Coalition Files Suit Against EPA Over LRRP "Opt-Out" Provision

July 8, 2010

A coalition of housing industry groups, including the National Association of Home Builders and the Window & Door Manufacturers Association, are filing a suit against the federal Environmental Protection Agency for removing the "opt-out" provision from its Lead: Renovation, Repair and Painting rule. The group is challenging EPA's action on the grounds that the agency substantially amended its LRRP regulation without any new scientific data and before the regulation was even put into place on April 22, 2010.

The LRRP rule applies to homes constructed before 1978 when lead paint was banned. Its opt-out provision, which expired July 6, allowed consumers to let contractors bypass extra preparation, clean-up and recordkeeping requirements in homes where there were no children under 6 years or pregnant women, thus avoiding additional costs. "Removing the opt-out provision more than doubles the number of homes subject to the regulation," says Bob Jones, a Michigan home builder and NAHB chairman. "About 79 million homes are affected, even though EPA estimates that only 38 million homes contain lead-based paint. Removing the opt-out provision extends the rule to consumers who need no protection."

"It's clear that EPA's removal of the opt-out provision will significantly impact the window, door and skylight retrofit market," says Steve Sisson, VP and GM of Karona Inc. and WDMA chair. "Millions of additional homeowners will be subject to substantial unnecessary costs as a result of the LRRP, which will only discourage them from making energy-efficient improvements or cause them to seek out uncertified contractors."

NAHB and WDMA are joining with the Hearth, Patio & Barbecue Association and the National Lumber and Building Material Dealers Association in in filing the petition for review in the U.S. Court of Appeals for the D.C. Circuit.

"Even under the original rule, the opt-out provision was not available in homes where small children or pregnant women live," Jones points out. "That shows that this change provides no additional protection to the people who are most vulnerable to lead-based paint hazards."

Remodelers' and other contractors' estimates of the additional costs associated with the lead-safe work practices average about $2,400, but vary according to the size and type of job. For example, a complete window replacement requires the contractor to install thick vinyl sheeting to surround the work area both inside the home and outdoors.  Prep time and material costs add an estimated $60 to $170 for each window, according to WDMA.

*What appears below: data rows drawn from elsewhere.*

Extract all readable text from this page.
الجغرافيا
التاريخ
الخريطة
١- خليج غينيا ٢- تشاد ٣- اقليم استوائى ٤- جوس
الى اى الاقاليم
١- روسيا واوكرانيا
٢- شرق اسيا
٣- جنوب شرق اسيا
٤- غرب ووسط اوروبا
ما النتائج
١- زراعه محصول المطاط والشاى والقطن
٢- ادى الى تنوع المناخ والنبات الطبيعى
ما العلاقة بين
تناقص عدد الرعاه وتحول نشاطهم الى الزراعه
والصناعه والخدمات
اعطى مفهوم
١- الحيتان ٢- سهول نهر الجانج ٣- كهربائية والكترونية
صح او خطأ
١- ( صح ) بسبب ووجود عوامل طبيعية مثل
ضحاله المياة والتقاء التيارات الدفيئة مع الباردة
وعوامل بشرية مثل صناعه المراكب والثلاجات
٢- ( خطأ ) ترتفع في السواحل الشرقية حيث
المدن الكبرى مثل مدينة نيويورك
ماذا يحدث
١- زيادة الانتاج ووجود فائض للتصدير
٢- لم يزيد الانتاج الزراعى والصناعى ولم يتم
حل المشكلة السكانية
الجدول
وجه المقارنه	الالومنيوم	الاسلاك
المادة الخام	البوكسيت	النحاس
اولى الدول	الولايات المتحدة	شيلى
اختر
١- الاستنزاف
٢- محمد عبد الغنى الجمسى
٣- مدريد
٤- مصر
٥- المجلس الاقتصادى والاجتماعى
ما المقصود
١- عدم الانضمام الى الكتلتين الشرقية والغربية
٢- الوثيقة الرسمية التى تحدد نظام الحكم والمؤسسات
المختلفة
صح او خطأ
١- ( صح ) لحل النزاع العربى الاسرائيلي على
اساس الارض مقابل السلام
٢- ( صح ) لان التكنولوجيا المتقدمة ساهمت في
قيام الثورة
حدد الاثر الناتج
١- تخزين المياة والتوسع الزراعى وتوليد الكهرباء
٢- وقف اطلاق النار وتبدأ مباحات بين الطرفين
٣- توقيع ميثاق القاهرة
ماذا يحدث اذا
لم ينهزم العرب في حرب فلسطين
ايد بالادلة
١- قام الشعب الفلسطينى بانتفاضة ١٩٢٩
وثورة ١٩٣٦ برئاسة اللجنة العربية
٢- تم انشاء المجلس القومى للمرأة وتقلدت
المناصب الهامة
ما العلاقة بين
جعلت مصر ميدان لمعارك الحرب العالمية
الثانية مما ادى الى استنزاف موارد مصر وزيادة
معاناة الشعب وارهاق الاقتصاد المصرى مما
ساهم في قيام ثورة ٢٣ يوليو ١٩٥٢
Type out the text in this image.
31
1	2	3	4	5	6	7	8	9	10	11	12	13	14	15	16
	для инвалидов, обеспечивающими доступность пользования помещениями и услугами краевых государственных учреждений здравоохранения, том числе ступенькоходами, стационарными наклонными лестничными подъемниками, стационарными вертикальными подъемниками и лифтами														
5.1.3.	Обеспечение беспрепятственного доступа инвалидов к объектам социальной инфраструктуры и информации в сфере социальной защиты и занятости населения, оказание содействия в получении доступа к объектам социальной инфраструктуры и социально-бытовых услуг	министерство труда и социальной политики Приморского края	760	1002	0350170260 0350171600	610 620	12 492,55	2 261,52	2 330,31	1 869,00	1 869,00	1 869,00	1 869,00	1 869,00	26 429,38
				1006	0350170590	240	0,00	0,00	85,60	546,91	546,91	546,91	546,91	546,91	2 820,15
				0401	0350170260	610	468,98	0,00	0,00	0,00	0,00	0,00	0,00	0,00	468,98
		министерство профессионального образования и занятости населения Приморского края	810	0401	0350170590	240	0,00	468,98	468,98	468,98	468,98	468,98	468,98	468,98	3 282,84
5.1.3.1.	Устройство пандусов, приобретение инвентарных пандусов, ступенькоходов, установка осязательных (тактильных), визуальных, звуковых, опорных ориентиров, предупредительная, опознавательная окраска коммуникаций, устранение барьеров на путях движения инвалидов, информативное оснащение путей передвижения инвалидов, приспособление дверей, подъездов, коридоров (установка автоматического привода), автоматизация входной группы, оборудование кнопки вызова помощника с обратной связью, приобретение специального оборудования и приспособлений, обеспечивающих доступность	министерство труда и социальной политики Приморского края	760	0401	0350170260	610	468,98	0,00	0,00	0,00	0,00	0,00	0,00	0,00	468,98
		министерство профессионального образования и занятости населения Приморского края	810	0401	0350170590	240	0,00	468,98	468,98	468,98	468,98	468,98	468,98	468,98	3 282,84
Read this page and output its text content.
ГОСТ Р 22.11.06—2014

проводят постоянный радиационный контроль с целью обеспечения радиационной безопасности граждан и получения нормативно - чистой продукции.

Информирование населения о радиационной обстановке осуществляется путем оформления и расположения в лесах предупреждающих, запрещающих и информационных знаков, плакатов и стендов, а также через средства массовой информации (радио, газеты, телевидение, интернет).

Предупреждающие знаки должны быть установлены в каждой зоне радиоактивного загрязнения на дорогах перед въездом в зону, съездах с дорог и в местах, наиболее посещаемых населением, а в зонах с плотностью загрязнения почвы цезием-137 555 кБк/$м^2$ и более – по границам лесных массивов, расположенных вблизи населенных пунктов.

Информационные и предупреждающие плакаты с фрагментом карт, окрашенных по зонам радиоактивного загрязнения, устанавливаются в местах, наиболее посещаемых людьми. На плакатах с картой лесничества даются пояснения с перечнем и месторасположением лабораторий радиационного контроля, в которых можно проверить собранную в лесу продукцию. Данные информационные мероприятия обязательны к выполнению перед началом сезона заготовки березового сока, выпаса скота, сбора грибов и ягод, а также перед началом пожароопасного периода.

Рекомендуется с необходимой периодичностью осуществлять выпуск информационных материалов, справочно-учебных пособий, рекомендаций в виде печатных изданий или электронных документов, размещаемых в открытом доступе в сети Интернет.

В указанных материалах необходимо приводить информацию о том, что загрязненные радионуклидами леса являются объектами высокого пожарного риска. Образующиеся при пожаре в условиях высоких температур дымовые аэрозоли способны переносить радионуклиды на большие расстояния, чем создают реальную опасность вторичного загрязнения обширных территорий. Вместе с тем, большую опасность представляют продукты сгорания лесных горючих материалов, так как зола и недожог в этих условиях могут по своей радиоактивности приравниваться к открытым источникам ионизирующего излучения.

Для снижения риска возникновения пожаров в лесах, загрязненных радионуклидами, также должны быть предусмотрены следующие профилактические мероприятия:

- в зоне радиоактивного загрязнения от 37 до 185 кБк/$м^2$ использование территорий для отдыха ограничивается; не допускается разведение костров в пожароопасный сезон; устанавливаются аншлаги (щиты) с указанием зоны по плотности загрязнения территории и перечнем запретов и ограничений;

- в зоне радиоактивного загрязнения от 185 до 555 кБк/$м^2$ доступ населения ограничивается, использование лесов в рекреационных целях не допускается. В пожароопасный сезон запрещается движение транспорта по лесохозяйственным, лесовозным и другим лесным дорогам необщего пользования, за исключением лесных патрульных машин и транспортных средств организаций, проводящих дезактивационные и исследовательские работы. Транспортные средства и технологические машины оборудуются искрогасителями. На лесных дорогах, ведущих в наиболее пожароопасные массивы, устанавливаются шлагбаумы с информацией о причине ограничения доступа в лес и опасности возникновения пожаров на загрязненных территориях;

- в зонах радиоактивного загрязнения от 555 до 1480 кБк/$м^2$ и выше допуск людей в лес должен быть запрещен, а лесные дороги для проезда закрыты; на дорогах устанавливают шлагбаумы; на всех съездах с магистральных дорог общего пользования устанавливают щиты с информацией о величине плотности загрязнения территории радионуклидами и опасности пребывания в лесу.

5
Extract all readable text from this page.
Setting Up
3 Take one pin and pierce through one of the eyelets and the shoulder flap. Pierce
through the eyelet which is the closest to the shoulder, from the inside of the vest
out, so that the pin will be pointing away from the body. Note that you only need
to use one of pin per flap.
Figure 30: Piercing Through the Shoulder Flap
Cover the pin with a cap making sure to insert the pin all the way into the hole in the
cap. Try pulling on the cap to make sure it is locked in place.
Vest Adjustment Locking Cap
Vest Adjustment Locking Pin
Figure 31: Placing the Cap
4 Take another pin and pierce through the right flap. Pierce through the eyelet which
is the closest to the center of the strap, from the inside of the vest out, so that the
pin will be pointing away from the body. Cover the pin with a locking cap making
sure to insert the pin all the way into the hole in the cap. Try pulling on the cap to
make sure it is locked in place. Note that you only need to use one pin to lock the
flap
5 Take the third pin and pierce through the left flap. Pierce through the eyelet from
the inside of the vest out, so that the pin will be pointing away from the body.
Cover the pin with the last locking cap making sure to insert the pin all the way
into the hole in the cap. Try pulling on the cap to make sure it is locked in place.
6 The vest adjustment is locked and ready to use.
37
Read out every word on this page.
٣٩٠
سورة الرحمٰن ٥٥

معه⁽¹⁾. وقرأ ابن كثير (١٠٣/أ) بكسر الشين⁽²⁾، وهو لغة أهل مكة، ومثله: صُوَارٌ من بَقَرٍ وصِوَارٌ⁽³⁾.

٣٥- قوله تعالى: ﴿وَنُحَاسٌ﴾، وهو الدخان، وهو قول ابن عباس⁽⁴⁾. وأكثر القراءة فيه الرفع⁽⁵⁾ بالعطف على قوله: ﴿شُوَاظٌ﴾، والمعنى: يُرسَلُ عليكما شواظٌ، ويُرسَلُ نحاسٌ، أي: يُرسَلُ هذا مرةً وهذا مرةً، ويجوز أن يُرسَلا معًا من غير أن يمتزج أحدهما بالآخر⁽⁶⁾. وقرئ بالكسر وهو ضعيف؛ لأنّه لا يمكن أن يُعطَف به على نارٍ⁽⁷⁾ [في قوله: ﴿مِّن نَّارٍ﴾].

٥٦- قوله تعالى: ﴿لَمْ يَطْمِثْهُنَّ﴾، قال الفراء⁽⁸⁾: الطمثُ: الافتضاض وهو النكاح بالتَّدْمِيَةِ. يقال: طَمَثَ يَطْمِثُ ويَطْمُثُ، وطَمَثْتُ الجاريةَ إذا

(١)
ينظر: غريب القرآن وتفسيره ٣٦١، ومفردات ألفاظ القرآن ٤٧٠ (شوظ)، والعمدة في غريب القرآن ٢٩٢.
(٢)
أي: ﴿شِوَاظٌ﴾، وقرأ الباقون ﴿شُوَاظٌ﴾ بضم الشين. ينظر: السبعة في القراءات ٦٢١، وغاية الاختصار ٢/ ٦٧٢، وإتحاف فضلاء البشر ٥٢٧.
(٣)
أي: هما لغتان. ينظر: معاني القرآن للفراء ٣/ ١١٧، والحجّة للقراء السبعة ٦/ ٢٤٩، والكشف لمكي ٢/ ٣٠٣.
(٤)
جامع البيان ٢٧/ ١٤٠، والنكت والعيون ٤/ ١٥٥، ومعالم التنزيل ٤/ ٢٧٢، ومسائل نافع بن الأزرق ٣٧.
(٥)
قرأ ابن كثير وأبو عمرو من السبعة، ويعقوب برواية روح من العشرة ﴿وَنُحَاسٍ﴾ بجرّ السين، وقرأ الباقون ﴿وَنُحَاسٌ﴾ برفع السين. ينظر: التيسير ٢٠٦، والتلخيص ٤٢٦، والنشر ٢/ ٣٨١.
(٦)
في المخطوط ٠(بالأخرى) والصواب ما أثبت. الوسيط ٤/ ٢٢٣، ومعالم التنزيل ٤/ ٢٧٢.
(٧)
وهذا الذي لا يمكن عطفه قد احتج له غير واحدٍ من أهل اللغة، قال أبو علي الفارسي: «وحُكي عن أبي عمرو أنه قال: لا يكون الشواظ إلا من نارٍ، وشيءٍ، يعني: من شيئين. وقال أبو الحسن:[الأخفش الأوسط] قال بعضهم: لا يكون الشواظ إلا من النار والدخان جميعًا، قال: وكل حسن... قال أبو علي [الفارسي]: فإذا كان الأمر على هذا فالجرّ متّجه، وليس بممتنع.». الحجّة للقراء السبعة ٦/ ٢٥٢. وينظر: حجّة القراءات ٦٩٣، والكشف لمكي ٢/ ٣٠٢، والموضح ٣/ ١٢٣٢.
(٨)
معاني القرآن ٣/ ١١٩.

"Consumers trying to use rebates and incentive programs to make their homes more energy efficient will likely find those savings eaten up by the costs of the rule's requirements," Jones notes. "Worse, these costs may drive many consumers–even those with small children–to seek uncertified remodelers and other contractors. Others will likely choose to do the work themselves–or not do it at all–to save money. That does nothing to protect the population this rule was designed to safeguard."